Only a few of other countries have actually moved to a vote based on strategic outcomes approaches. Having said that, all of the witnesses who went to the committee were very supportive of that type of approach. Whether we move from expenditures, which are really well defined accounting terms, and consistency and comparison over time, or something that perhaps is more popularly understood, those are some of the issues that came up, comparing with other Westminster countries, but overall we do well.
Mr. Enns: In terms of Canada's reputation in this area of parliamentary reporting and managing for results, we are world leaders. We are asked all the time to talk to international delegations about these kinds of things.

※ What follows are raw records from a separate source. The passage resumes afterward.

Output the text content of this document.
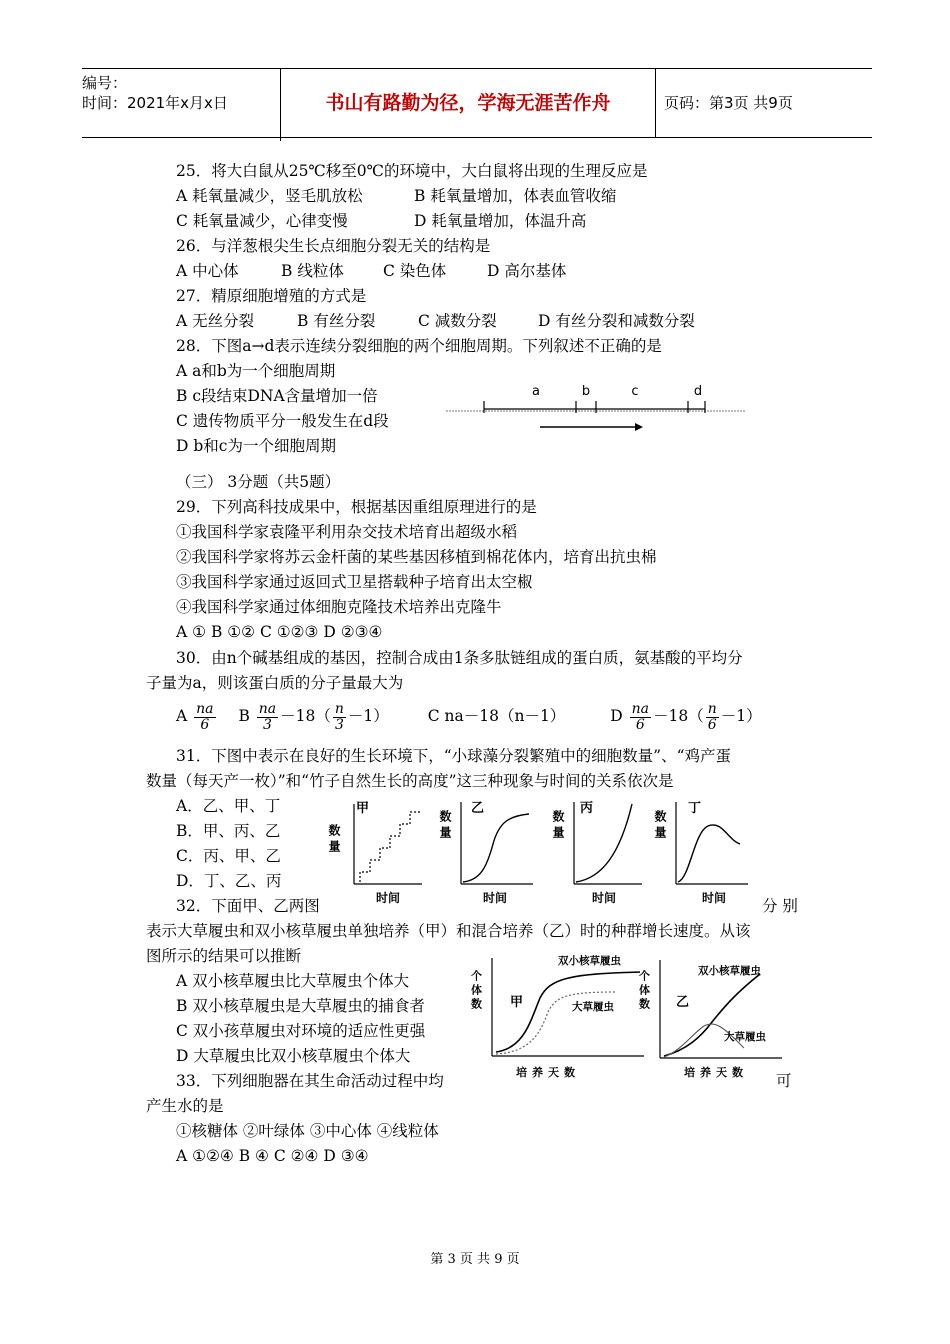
编号：
时间：2021年x月x日	书山有路勤为径，学海无涯苦作舟	页码：第3页 共9页
25．将大白鼠从25℃移至0℃的环境中，大白鼠将出现的生理反应是
A 耗氧量减少，竖毛肌放松	B 耗氧量增加，体表血管收缩
C 耗氧量减少，心律变慢	D 耗氧量增加，体温升高
26．与洋葱根尖生长点细胞分裂无关的结构是
A 中心体	B 线粒体	C 染色体	D 高尔基体
27．精原细胞增殖的方式是
A 无丝分裂	B 有丝分裂	C 减数分裂	D 有丝分裂和减数分裂
28．下图a→d表示连续分裂细胞的两个细胞周期。下列叙述不正确的是
A a和b为一个细胞周期
B c段结束DNA含量增加一倍
C 遗传物质平分一般发生在d段
D b和c为一个细胞周期
a	b	c	d
（三） 3分题（共5题）
29．下列高科技成果中，根据基因重组原理进行的是
①我国科学家袁隆平利用杂交技术培育出超级水稻
②我国科学家将苏云金杆菌的某些基因移植到棉花体内，培育出抗虫棉
③我国科学家通过返回式卫星搭载种子培育出太空椒
④我国科学家通过体细胞克隆技术培养出克隆牛
A ① B ①② C ①②③ D ②③④
30．由n个碱基组成的基因，控制合成由1条多肽链组成的蛋白质，氨基酸的平均分
子量为a，则该蛋白质的分子量最大为
A $\frac{na}{6}$ B $\frac{na}{3} -18( \frac{n}{3} -1)$	C na－18（n－1）	D $\frac{na}{6} -18( \frac{n}{6} -1)$
31．下图中表示在良好的生长环境下，“小球藻分裂繁殖中的细胞数量”、“鸡产蛋
数量（每天产一枚）”和“竹子自然生长的高度”这三种现象与时间的关系依次是
A．乙、甲、丁
B．甲、丙、乙
C．丙、甲、乙
D．丁、乙、丙
甲
数量
时间
乙
数量
时间
丙
数量
时间
丁
数量
时间
32．下面甲、乙两图	分 别
表示大草履虫和双小核草履虫单独培养（甲）和混合培养（乙）时的种群增长速度。从该
图所示的结果可以推断
A 双小核草履虫比大草履虫个体大
B 双小核草履虫是大草履虫的捕食者
C 双小孩草履虫对环境的适应性更强
D 大草履虫比双小核草履虫个体大
个体数 甲
双小核草履虫
大草履虫
培养天数
个体数 乙
双小核草履虫
大草履虫
培养天数
33．下列细胞器在其生命活动过程中均	可
产生水的是
①核糖体 ②叶绿体 ③中心体 ④线粒体
A ①②④ B ④ C ②④ D ③④
第 3 页 共 9 页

There are Western democracies that do not have an inventory of what they do. We have departmental program alignment architectures that describe in some detail — not enough; we want to do more to make it more transparent — and outline a range of activities. We know how much things cost, and we are now working toward the next big goal of trying to refine how we measure success against the expected results that we are trying to achieve.

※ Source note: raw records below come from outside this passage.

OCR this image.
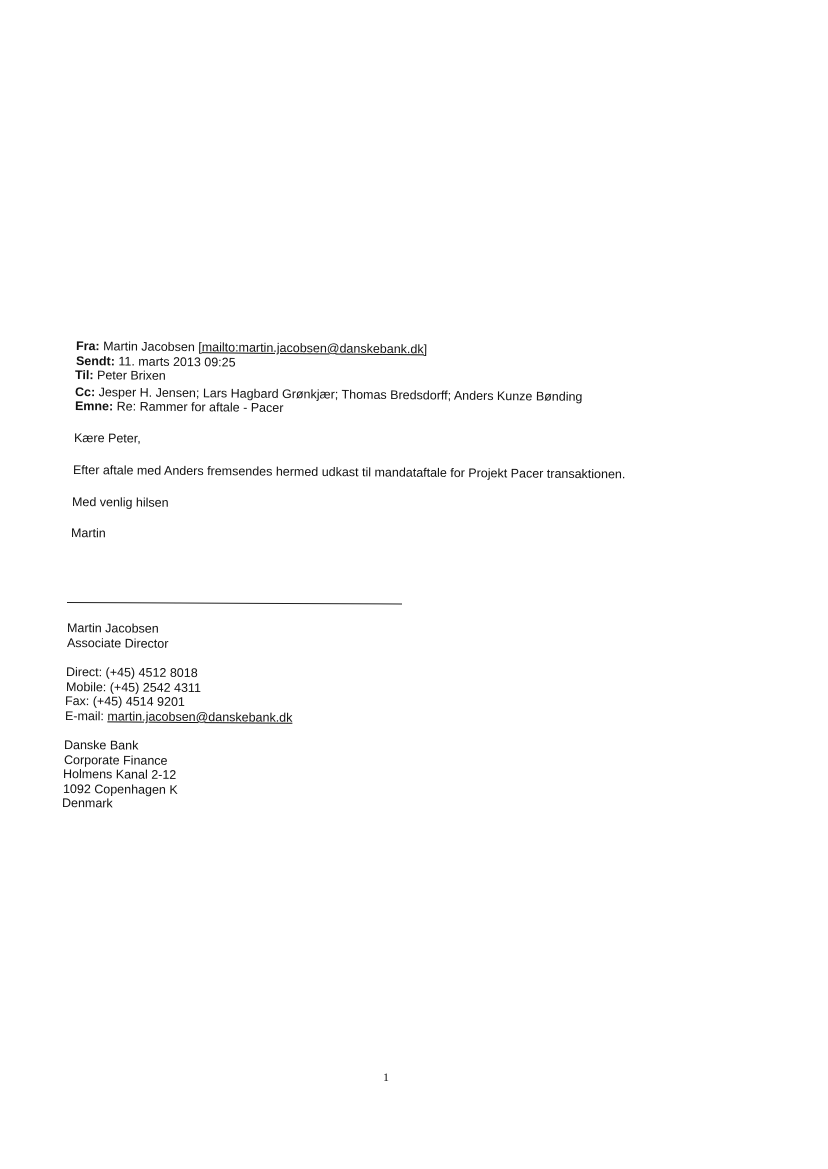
Fra: Martin Jacobsen [mailto:martin.jacobsen@danskebank.dk]
Sendt: 11. marts 2013 09:25
Til: Peter Brixen
Cc: Jesper H. Jensen; Lars Hagbard Grønkjær; Thomas Bredsdorff; Anders Kunze Bønding
Emne: Re: Rammer for aftale - Pacer
Kære Peter,
Efter aftale med Anders fremsendes hermed udkast til mandataftale for Projekt Pacer transaktionen.
Med venlig hilsen
Martin
Martin Jacobsen
Associate Director
Direct: (+45) 4512 8018
Mobile: (+45) 2542 4311
Fax: (+45) 4514 9201
E-mail: martin.jacobsen@danskebank.dk
Danske Bank
Corporate Finance
Holmens Kanal 2-12
1092 Copenhagen K
Denmark
1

We have met with the Philippines, Mexico, Bolivia, Indonesia, South Africa and Japan on two occasions. We are constantly being asked to spend time when people come here; they seek our advice on this.
We think we are on the right track here, but there is a lot of work to do to make this more easily understood and available.
Senator Buth: Thank you for that. Maybe another time we can have a discussion about where the balance is between reporting and doing the programs. At some point, departments can spend so much time reporting that it is difficult for them to complete the programs.
This is the first time that I have looked at pans and priorities, and it is good to see that the departments are clearly linking what they are trying to accomplish to the dollars. Now I am looking forward to going back and taking a look at the DPRs.
The Chair: Thank you, Senator Buth. We will perhaps have another session in the fall looking at the departmental performance reports, particularly Agriculture and Agri-Food Canada, so that we can keep an overview on them.
However, I remind colleagues that we have 92 of these Reports on Plans and Priorities that will be another resource for us as we continue our work on the Main Estimates. We will want to develop another report on the Main Estimates for full supply, which will be forthcoming in late June.
Following on the Main Estimates, tomorrow we have the Canadian Space Agency, the National Research Council Canada and Canadian Heritage. They will be our witnesses, dealing with the Main Estimates — if you wish to go to that resource of the plans and priorities.
On behalf of the Standing Senate Committee on National Finance, it is always a pleasure to have before us the Treasury Board Secretariat of Canada. Mr. Enns, Ms. Thornton and Ms. Preece, thank you very much for being here, and we look forward to our continued dialogue.